Guiding Generative Storytelling with Knowledge Graphs
Zhijun Pan, Antonios Andronis, Eva Hayek, Oscar AP Wilkinson, Ilya Lasy, Annette Parry, Guy Gadney, Tim J. Smith, and Mick Grierson

TL;DR
This paper explores how knowledge graphs can enhance large language model storytelling by improving narrative coherence and user control, demonstrated through a two-stage user study with positive engagement and specific narrative improvements.
Contribution
It introduces a KG-assisted storytelling pipeline that integrates editable knowledge graphs with LLMs, focusing on long-form narrative quality and user-driven modifications.
Findings
Improved action-oriented, structurally explicit narratives
Participants felt a strong sense of control and engagement
No significant improvement for introspective stories
Abstract
Large language models (LLMs) have shown great potential in story generation, but challenges remain in maintaining long-form coherence and effective, user-friendly control.
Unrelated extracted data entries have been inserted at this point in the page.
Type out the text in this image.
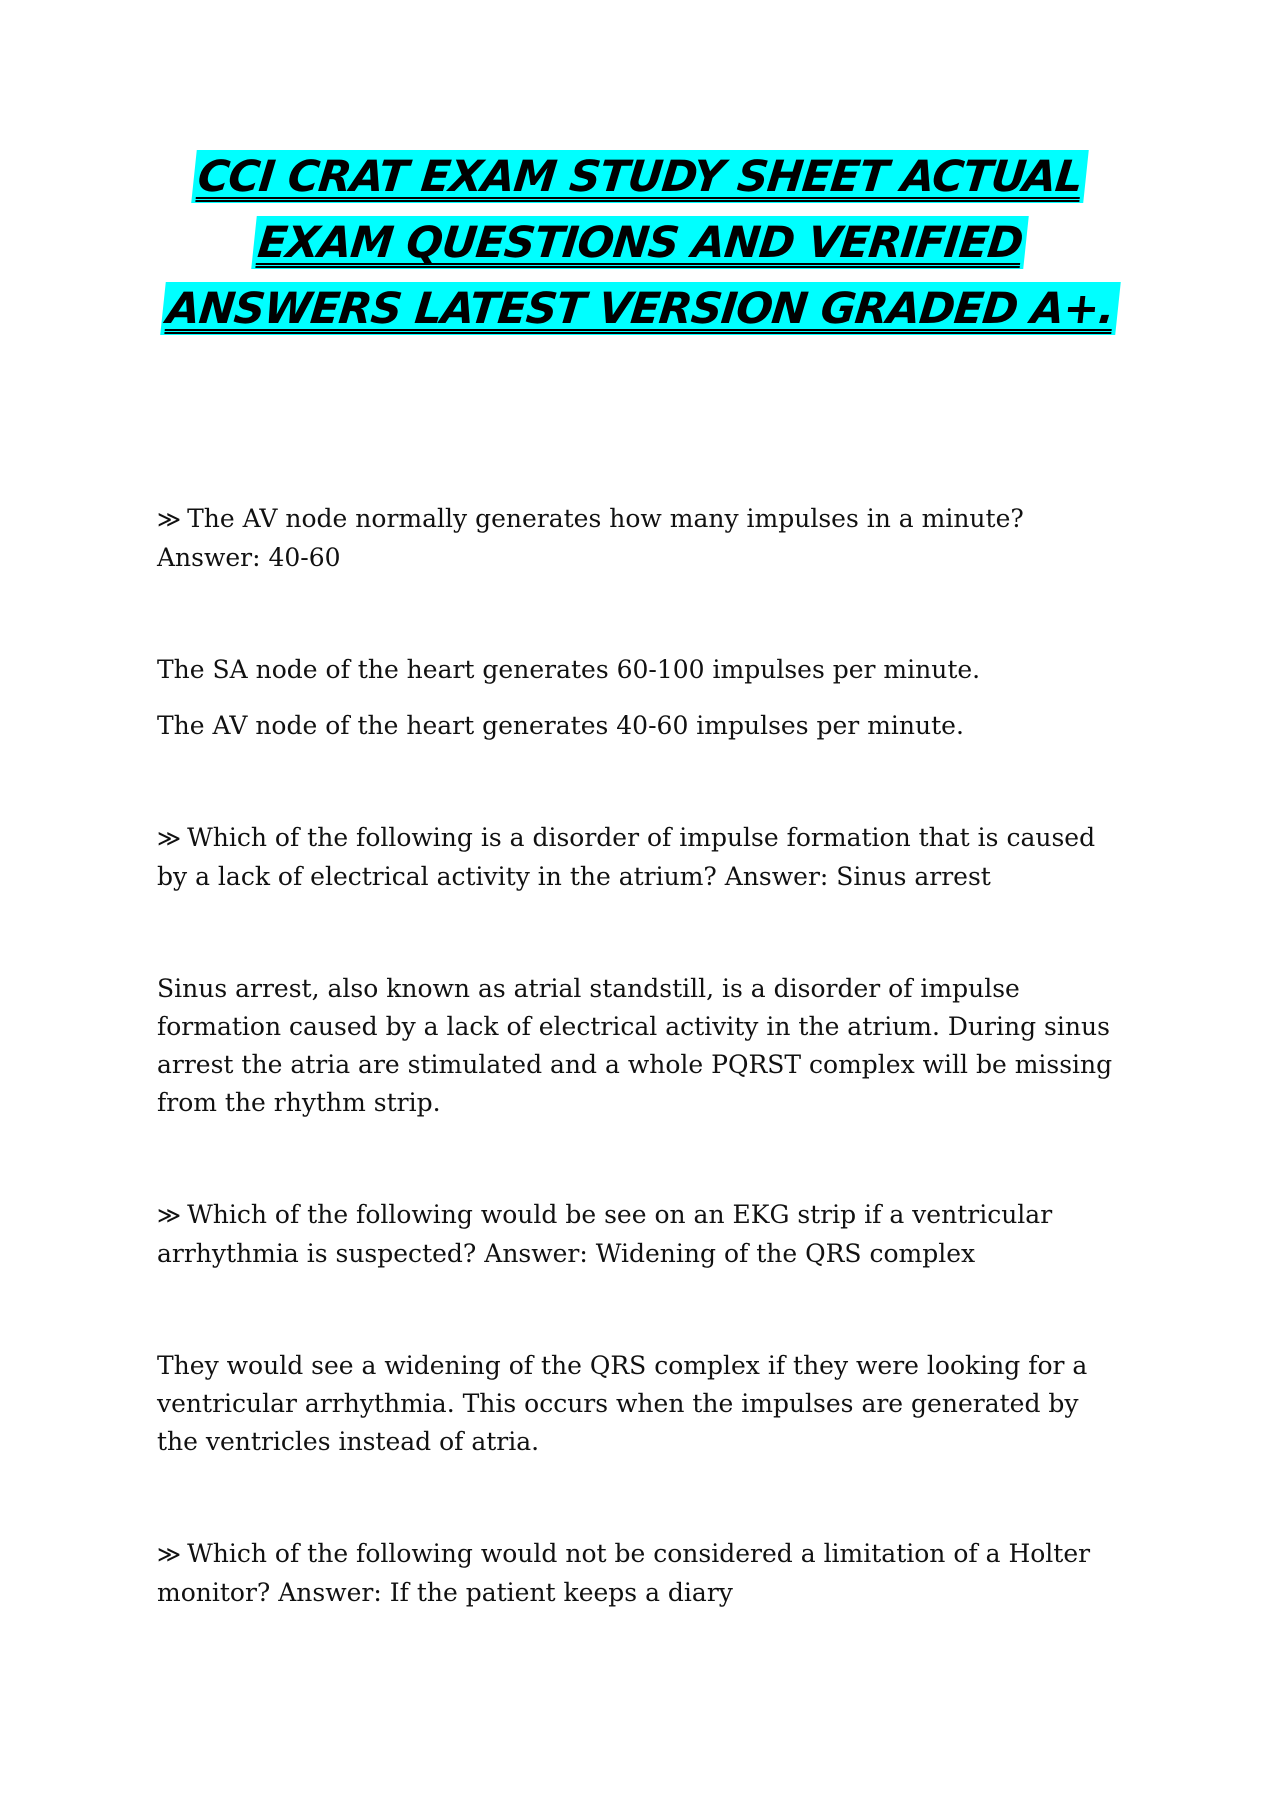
CCI CRAT EXAM STUDY SHEET ACTUAL
EXAM QUESTIONS AND VERIFIED
ANSWERS LATEST VERSION GRADED A+.

≫ The AV node normally generates how many impulses in a minute? Answer: 40-60

The SA node of the heart generates 60-100 impulses per minute.

The AV node of the heart generates 40-60 impulses per minute.

≫ Which of the following is a disorder of impulse formation that is caused by a lack of electrical activity in the atrium? Answer: Sinus arrest

Sinus arrest, also known as atrial standstill, is a disorder of impulse formation caused by a lack of electrical activity in the atrium. During sinus arrest the atria are stimulated and a whole PQRST complex will be missing from the rhythm strip.

≫ Which of the following would be see on an EKG strip if a ventricular arrhythmia is suspected? Answer: Widening of the QRS complex

They would see a widening of the QRS complex if they were looking for a ventricular arrhythmia. This occurs when the impulses are generated by the ventricles instead of atria.

≫ Which of the following would not be considered a limitation of a Holter monitor? Answer: If the patient keeps a diary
Retrieval-augmented generation (RAG) has proven effective in reducing hallucinations in text generation; while knowledge-graph (KG)-driven storytelling has been explored in prior work, this work focuses on KG-assisted long-form generation and an editable KG coupled with LLM generation in a two-stage user study. This work investigates how KGs can enhance LLM-based storytelling by improving narrative quality and enabling user-driven modifications. We propose a KG-assisted storytelling pipeline and evaluate it in a user study with 15 participants. Participants created prompts, generated stories, and edited KGs to shape their narratives. Quantitative and qualitative analysis finds improvements concentrated in…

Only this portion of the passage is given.